Pour le synodaliste, la vérité est une embarrassant vestige antédiluvien — et les martyrs aussi.
À la consternation des catholiques fidèles, l’Église synodale avance. Toute religion digne de ce nom frémit devant les thérapies de cour de récréation de cette comédie se faisant passer pour le catholicisme.
Notre seule consolation est que son seul attrait réside dans les salons huppés de l’aristocratie théologique excentrique. Ils s’enorgueillissent de se tenir à l’écart du hoi polloi catholique malodorant, qui serre encore son chapelet et ses livres de prière, faisant la queue au confessionnal dans un repentir sincère.
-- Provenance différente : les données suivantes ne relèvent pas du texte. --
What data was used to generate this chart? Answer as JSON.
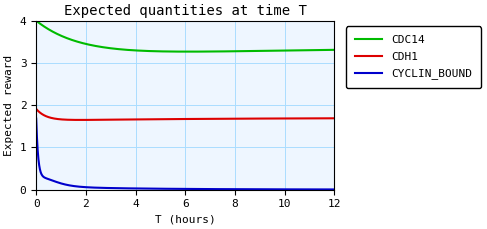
{
  "title": "Expected quantities at time T",
  "xlabel": "T (hours)",
  "ylabel": "Expected reward",
  "xlim": [
    0,
    12
  ],
  "ylim": [
    0,
    4
  ],
  "yticks": [
    0,
    1,
    2,
    3,
    4
  ],
  "xticks": [
    0,
    2,
    4,
    6,
    8,
    10,
    12
  ],
  "grid_color": "#aaddff",
  "background_color": "#eef6ff",
  "line_colors": {
    "CDC14": "#00bb00",
    "CDH1": "#dd0000",
    "CYCLIN_BOUND": "#0000cc"
  },
  "figsize": [
    4.87,
    2.29
  ],
  "dpi": 100
}
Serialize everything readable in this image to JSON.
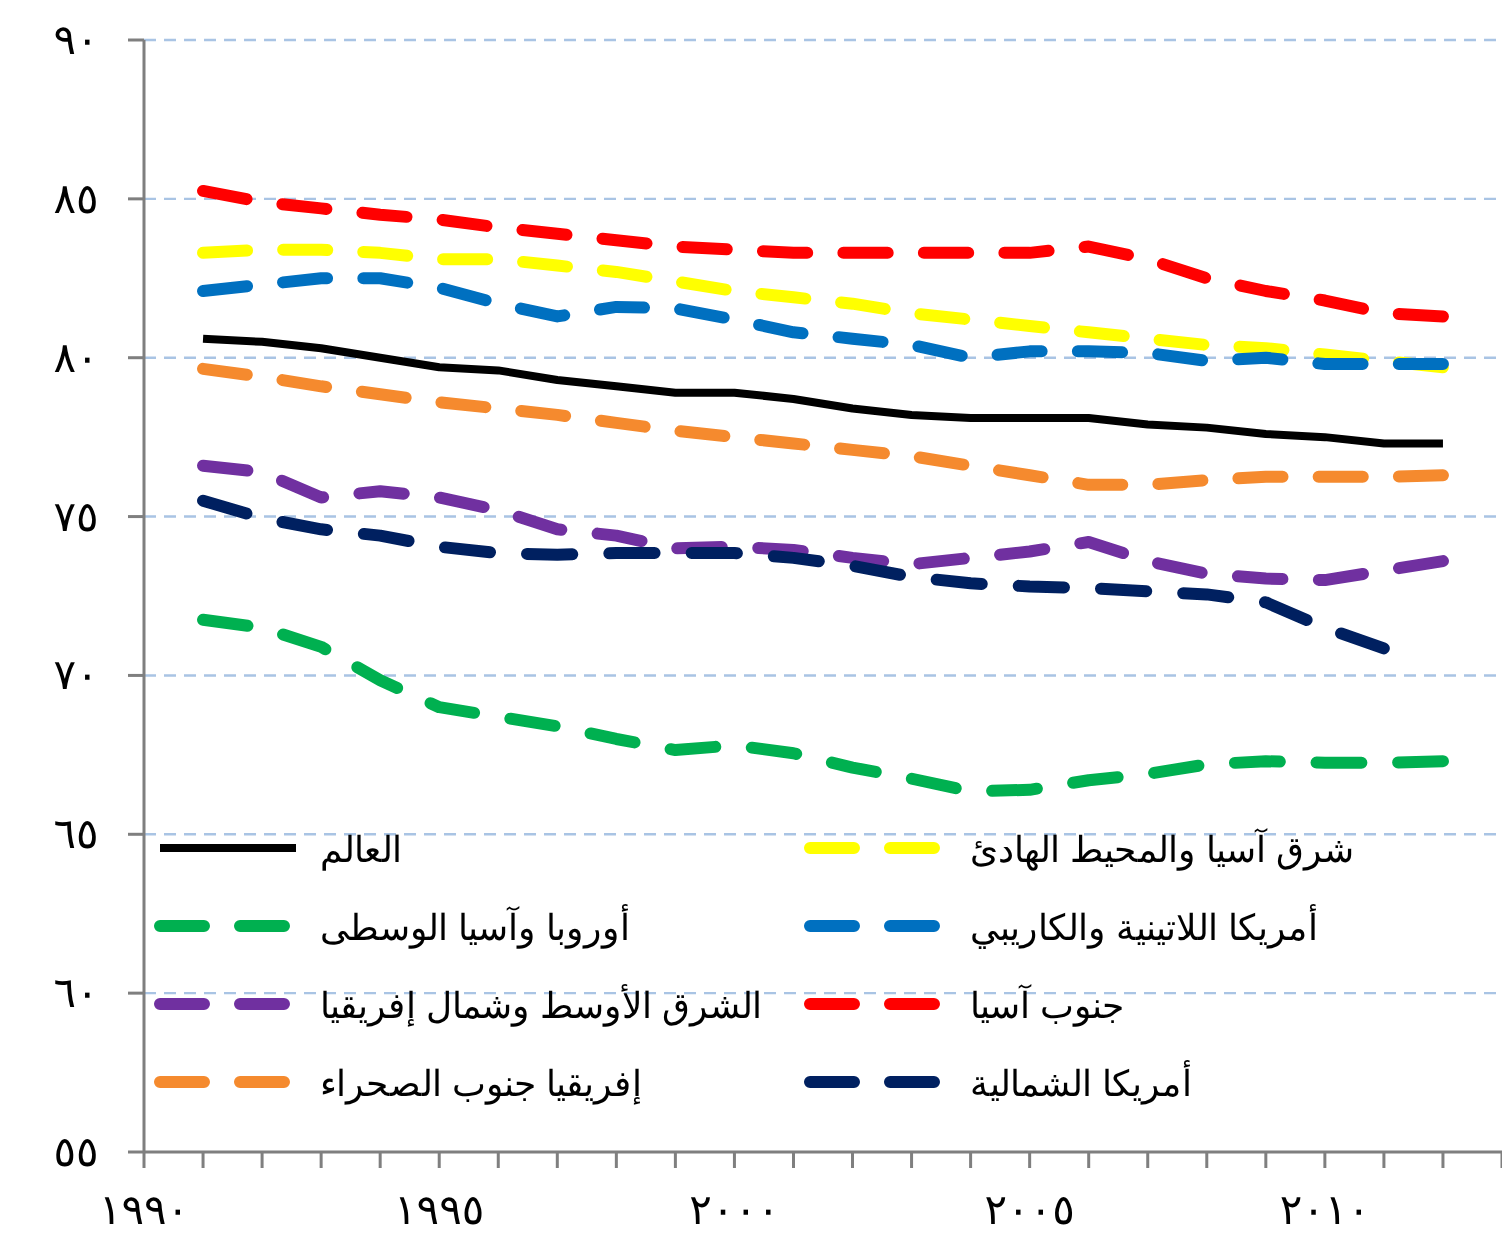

Les synodalistes et leurs compagnons de route, tels America, The National Catholic Reporter et les universités catholiques d’élite, enfantent une Nouvelle Chrétienté, libérée des chaînes d’un passé millénaire épuisé. Ces Jeunes Éclatants (pardonnez-moi, M. Waugh) ne sont plus les victimes d’un Évangile littéral qui prend Dieu au mot. Une partie de leur éclat réside dans une révision fière et nouvelle de la page évangélique, affranchie de l’objectivité brutale du passé.
Les catholiques « sel de la terre » trouvent ces exercices déconcertants, pour ne pas dire profondément offensants.
Mais, bien sûr, ils sont les Sans-voix dans ce prétendu âge d’or où l’on se livre à des jeux de « consultation synodale » haletants. George Orwell nous éclaire ici, lorsqu’il écrit dans La Ferme des animaux : « Tous les animaux sont égaux, mais certains sont plus égaux que d’autres. » L’insouciance hautaine des élites synodales trouve le catholique ordinaire plutôt amusant — chacun aveuglé par ce qu’on appelle la Foi surnaturelle, à laquelle ils s’accrochent pitoyablement comme des prisonniers affamés à leurs croûtes de pain.
Pourtant, comme les apparatchiks synodaux bénéficient de l’approbation officielle de la hiérarchie ecclésiale, nombreux sont les catholiques insoupçonnés qui en seront ébranlés. Ajoutez à cela le brouillard actuel d’une clarté doctrinale étouffée et d’une ambiguïté morale savamment conçue, et l’on voit comment la synodalité aggrave la démarche chancelante de bien des fidèles.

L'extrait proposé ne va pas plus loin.